NASA’s New Horizons spacecraft is scheduled to fly past a Kuiper Belt Object as a part of an extended mission. The spacecraft will fly past the object KBO 2014 MU69 on January 1, 2019. Latest data from Hubble Space Telescope suggests that the Kuiper Object is even redder than Pluto.
The New Horizons team used the Hubble telescope to study 11 objects of i32nterest in the Kuiper Belt. It is a region of icy bodies beyond the orbit of Neptune. The study of Kuiper Belt with its dwarf planets and billions of rocks is important because it contains the primary material with which the solar system is composed of.

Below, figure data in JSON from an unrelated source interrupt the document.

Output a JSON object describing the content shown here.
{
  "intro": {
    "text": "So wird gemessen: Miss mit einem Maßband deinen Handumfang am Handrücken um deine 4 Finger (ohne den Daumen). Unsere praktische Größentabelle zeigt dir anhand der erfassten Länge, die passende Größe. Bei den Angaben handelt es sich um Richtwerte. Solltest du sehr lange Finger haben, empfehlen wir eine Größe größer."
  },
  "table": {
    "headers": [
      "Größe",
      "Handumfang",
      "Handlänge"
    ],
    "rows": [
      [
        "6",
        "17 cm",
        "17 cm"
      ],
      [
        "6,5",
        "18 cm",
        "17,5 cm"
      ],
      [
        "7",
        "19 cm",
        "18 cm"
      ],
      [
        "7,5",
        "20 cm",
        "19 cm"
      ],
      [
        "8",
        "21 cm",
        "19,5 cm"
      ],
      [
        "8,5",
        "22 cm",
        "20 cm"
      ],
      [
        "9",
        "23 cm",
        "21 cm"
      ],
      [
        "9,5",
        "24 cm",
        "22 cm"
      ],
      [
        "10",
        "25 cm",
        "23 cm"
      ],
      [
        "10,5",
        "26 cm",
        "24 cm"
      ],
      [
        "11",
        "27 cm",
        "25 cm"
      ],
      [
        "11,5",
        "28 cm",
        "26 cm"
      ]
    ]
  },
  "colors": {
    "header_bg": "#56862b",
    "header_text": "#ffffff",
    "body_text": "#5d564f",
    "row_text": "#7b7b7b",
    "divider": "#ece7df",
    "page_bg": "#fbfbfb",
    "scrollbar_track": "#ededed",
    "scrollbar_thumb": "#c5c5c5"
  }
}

One of them is 2014 MU69 along which the New Horizons spacecraft will zip past. Though the body is not as red as Mars, still it is much redder than Pluto. This was stated by Amanda Zangari who is engaged in New Horizons post-doctoral research and is associated with the Southwest Research Institute in Boulder, Colorado
Astronomers are not sure about the exact size of the Kuiper Body whose colour has been measured and it is believed to be somewhere in between 13 to 25 miles wide. It is one of the smallest of all the known Kuiper Belt Object. The New Horizons craft will zip past the object about 3000 km from the body surface. The Kuiper Body in all probability is from the cold classical region and contains primordial objects which appeared at the times of the formation of the solar system 4.6 billion years ago and has not changed much since then.
The spacecraft which has been sent primarily to study the outer planets of the solar system including Pluto has beamed back a tranche of invaluable data and is still going strong. The spacecraft will fly to the Kuiper Belt and look closely at some of the oldest building blocks of the planet.